Another problem with some of these theories is that they beg the question of what happens to those who have never heard of the name of Jesus. They could easily be placed into the category of those who are incapable of responding to the Gospel message, as they’ve never heard it– and they’d be saved by ignorance alone.

And in regard to the mentally incapacitated, even those who have been that way since birth, the problem lies in the fact that they are still sinners. We’re all born sinners, tainted with sin from the moment of our conception (Psalm 51:5). That, in fact, is the problem all of us face — yes, even those who are still in the womb, or those who have never heard the Gospel, or those who are mentally retarded from birth. We are all sinners in desperate need of a Savior.

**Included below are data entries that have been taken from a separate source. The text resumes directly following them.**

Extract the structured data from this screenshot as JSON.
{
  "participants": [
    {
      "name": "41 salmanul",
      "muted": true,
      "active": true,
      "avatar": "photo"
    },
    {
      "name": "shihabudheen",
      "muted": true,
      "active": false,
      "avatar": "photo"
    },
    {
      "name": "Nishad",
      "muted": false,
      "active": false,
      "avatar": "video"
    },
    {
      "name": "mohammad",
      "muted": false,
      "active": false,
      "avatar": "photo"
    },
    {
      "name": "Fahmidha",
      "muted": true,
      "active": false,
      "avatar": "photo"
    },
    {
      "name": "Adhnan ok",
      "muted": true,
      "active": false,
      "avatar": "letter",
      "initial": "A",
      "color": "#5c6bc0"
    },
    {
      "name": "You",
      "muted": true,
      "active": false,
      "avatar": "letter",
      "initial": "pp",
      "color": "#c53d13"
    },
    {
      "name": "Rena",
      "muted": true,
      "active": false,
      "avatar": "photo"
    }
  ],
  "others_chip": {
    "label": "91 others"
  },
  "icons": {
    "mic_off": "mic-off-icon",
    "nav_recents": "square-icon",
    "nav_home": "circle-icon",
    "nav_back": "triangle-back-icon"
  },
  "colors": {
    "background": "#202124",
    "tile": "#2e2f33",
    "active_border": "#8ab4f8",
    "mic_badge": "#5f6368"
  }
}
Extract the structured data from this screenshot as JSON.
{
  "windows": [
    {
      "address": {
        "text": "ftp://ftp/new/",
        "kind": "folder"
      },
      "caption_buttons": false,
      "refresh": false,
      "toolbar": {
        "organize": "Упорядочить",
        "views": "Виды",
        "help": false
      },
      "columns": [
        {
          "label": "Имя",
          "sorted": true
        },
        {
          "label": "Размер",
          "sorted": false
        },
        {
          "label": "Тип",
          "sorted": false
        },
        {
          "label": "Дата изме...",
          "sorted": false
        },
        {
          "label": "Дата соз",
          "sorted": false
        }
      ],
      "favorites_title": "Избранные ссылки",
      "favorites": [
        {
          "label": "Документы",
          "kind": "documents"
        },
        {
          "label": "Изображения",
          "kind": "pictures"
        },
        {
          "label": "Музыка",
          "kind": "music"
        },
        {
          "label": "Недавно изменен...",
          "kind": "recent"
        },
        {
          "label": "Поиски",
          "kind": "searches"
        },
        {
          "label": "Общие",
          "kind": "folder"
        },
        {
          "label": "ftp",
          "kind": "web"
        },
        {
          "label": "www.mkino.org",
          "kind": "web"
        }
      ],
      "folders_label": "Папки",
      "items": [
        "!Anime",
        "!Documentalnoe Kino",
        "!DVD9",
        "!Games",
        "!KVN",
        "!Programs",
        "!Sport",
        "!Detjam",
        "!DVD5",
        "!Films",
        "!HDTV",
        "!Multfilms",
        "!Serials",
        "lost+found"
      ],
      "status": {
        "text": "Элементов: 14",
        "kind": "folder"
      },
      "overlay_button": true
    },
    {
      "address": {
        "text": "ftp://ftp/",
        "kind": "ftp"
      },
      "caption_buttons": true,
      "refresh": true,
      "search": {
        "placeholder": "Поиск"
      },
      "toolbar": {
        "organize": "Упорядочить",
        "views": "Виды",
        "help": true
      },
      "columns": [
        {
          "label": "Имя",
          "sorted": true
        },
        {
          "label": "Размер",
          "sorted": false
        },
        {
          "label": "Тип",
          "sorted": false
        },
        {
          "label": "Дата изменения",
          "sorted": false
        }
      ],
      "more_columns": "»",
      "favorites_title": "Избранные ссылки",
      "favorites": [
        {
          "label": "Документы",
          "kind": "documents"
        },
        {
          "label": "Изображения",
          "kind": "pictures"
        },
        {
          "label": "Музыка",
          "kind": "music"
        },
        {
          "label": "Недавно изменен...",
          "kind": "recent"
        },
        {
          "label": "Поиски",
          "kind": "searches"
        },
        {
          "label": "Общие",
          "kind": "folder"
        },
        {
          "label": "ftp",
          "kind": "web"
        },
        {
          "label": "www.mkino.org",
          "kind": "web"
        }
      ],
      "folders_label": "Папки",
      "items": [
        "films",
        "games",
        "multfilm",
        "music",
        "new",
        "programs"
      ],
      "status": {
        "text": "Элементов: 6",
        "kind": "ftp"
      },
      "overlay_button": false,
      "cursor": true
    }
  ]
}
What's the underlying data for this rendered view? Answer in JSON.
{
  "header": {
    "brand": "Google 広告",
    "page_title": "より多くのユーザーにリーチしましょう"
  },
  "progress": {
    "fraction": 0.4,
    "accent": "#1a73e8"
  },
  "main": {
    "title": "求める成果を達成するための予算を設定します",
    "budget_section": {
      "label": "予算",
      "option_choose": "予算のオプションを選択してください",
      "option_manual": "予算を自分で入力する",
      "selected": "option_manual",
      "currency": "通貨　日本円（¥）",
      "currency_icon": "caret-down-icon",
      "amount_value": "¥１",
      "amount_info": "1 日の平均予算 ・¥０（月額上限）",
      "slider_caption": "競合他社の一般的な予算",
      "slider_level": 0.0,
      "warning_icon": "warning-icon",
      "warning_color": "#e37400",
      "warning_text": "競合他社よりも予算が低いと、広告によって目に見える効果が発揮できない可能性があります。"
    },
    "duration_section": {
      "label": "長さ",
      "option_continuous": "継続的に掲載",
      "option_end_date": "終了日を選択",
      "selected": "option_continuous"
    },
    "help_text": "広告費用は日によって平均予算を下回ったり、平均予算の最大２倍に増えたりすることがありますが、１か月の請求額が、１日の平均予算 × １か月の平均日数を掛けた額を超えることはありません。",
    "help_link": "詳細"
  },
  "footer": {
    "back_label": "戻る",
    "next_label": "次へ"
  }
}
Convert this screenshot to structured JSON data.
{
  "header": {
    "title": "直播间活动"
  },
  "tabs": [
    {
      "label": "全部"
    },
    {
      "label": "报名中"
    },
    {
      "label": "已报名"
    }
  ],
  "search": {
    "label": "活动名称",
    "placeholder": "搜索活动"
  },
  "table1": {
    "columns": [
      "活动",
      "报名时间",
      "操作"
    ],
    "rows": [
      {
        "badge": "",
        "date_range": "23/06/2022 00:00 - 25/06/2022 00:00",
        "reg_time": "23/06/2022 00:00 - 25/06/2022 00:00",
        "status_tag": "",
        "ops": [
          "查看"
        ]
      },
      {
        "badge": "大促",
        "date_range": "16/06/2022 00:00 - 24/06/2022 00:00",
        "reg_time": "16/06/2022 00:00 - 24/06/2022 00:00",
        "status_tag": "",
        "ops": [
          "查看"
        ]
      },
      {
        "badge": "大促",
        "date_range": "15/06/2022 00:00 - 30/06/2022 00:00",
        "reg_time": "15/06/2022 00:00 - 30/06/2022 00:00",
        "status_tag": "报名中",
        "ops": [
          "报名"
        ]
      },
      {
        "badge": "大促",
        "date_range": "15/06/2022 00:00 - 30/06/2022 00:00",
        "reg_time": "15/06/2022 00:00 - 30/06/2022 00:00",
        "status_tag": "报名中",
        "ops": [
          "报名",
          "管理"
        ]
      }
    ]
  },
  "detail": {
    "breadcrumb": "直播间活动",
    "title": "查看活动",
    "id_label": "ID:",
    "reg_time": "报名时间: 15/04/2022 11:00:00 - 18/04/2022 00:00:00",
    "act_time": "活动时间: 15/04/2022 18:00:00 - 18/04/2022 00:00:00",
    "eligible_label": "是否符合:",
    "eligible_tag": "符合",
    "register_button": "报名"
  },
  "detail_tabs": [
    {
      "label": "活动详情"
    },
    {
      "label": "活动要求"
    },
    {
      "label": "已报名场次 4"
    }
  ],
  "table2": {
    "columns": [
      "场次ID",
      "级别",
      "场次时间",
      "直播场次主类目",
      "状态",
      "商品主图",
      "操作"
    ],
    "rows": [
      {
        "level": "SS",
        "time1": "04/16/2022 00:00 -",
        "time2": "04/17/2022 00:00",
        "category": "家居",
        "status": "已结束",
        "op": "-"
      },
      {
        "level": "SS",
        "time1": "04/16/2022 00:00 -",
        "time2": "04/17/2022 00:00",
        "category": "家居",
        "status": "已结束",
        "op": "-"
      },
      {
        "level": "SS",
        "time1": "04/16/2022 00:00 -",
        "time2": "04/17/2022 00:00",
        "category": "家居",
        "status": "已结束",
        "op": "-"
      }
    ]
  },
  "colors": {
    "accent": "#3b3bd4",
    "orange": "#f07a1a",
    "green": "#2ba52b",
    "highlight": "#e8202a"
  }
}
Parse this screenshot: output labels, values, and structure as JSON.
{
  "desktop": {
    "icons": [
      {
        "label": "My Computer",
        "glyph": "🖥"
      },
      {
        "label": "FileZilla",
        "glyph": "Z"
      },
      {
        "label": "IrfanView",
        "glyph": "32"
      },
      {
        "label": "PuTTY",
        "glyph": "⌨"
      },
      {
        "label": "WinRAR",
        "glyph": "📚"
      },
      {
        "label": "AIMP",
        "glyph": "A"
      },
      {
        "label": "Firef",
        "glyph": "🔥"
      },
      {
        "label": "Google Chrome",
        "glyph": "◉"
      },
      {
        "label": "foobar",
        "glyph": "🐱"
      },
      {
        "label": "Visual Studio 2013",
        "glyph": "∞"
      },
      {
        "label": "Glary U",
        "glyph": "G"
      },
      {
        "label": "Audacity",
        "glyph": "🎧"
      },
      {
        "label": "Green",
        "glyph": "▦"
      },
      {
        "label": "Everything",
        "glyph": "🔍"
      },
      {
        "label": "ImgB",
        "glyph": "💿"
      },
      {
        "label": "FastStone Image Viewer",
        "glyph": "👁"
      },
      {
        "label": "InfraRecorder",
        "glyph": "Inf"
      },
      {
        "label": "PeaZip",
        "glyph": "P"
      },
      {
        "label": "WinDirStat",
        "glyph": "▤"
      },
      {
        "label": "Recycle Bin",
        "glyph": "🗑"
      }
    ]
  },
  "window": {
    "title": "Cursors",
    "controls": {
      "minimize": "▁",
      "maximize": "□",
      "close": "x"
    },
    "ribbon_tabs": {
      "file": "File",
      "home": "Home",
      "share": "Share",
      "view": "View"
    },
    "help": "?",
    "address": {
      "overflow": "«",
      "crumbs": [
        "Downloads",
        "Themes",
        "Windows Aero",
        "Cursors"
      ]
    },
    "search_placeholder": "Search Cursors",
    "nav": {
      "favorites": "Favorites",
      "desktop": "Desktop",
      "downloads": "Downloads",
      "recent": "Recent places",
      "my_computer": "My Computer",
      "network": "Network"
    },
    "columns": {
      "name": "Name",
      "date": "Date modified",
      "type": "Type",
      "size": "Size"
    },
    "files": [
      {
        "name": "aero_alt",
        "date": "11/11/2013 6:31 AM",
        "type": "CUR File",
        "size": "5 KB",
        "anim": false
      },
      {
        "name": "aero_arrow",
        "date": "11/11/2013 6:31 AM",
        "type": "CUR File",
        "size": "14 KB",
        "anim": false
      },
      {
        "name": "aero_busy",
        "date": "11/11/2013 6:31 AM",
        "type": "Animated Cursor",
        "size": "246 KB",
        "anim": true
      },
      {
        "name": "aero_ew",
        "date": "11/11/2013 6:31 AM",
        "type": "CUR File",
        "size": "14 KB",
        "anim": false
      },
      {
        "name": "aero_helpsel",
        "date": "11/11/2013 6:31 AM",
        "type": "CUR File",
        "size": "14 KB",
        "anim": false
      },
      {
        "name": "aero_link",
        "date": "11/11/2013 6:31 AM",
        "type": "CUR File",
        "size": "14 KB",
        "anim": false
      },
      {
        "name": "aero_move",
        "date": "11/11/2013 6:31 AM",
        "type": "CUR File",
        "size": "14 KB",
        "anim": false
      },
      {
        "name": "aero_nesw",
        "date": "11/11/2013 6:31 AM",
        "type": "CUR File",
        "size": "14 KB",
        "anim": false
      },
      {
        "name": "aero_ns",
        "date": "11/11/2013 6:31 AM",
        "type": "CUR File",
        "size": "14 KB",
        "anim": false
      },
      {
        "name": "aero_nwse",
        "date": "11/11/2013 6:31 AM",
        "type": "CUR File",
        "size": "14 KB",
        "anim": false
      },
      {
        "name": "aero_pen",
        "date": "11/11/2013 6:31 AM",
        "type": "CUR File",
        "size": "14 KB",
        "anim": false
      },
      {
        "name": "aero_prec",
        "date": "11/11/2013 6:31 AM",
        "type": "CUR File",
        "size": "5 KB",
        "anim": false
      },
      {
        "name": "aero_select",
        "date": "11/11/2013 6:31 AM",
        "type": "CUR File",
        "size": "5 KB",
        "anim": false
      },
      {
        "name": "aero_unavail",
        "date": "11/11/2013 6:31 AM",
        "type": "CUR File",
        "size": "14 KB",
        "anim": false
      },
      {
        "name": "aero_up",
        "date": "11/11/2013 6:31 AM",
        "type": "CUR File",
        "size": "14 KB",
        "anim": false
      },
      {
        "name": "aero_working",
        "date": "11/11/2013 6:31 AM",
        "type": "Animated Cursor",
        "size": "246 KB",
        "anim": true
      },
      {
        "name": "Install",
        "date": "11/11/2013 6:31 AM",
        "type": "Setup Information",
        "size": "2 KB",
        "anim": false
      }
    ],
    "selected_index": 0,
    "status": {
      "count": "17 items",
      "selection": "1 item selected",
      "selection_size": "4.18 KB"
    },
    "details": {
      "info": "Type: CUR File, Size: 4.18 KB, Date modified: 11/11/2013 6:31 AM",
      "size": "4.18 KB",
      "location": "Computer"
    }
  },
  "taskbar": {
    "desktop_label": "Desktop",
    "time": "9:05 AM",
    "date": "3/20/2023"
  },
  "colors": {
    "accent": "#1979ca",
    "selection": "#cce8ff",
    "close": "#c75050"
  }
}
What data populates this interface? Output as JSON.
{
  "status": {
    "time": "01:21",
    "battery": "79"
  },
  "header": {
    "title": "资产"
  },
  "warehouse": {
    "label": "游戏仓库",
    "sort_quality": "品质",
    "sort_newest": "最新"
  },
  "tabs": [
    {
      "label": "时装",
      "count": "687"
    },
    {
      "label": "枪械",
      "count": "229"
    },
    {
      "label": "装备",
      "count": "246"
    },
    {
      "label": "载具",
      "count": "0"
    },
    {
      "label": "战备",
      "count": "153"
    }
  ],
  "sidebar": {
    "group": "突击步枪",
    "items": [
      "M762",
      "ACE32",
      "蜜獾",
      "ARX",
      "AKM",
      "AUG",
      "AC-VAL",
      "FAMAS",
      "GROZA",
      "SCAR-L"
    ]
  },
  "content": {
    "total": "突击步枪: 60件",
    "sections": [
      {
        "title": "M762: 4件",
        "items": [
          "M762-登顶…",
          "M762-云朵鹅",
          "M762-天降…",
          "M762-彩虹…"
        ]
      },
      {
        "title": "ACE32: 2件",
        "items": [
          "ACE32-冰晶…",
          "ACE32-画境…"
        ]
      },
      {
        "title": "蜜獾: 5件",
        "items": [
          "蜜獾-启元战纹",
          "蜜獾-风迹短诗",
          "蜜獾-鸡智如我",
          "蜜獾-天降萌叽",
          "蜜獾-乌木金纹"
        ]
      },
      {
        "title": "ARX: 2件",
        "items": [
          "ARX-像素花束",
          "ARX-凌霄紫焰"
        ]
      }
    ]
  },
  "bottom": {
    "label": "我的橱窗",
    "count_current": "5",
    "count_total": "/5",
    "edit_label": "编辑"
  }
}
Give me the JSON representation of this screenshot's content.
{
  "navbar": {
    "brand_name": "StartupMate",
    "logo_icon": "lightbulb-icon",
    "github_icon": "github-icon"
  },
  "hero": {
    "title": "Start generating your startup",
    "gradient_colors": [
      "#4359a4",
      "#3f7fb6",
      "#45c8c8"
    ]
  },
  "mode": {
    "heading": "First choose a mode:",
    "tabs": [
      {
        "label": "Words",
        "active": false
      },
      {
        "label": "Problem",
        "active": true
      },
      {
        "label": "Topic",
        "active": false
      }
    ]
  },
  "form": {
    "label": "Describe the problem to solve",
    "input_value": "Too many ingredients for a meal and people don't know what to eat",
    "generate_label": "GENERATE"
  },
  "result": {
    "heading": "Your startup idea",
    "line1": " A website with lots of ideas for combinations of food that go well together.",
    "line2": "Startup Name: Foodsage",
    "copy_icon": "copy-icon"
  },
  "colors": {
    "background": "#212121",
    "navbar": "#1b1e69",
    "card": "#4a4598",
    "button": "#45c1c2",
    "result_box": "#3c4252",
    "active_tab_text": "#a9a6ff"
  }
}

The main objection that is a problem for all of these theories is simple: in all these views, salvation is found outside of Christ. In each case, they find salvation without having saving faith in the atoning work of Christ.

All of this got me thinking about what isn’t theory in Scripture, which doesn’t focus on people but on God. A verse that is definitive about those who are saved is found in John 6:37, which says “All that the Father gives Me will come to Me, and the one who comes to Me I will by no means cast out.”

All that the Father gives to His Son will be saved. This may be the deaf, dumb, and blind, the severely mentally retarded, the unborn, those who die in infancy, or those in unconscious states. Along with being able to trust in the fact that God will act in accordance with His holy character, we can also have complete faith in the fact that those the Father draws to the Son will be saved.

And that is the key to it all: it’s not about us, but about God. That, in fact, is what the entirety of Scripture shows us. Jesus is the “Author and Finisher” of our faith (Hebrews 12:2), the One who gifts our faith to us (Ephesians 2:8).

Here are two definitive verses that show it’s all about God, even the reason behind our salvation:

  • John 1:12-13, “But as many as received Him, to them He gave the right to become children of God, to those who believe in His name: who were born, not of blood, nor of the will of the flesh, nor of the will of man, but of God.
  • Romans 9:16, “So then it is not of him who wills, nor of him who runs, but of God who shows mercy.”

From beginning to end, it’s not about us — it’s all about God.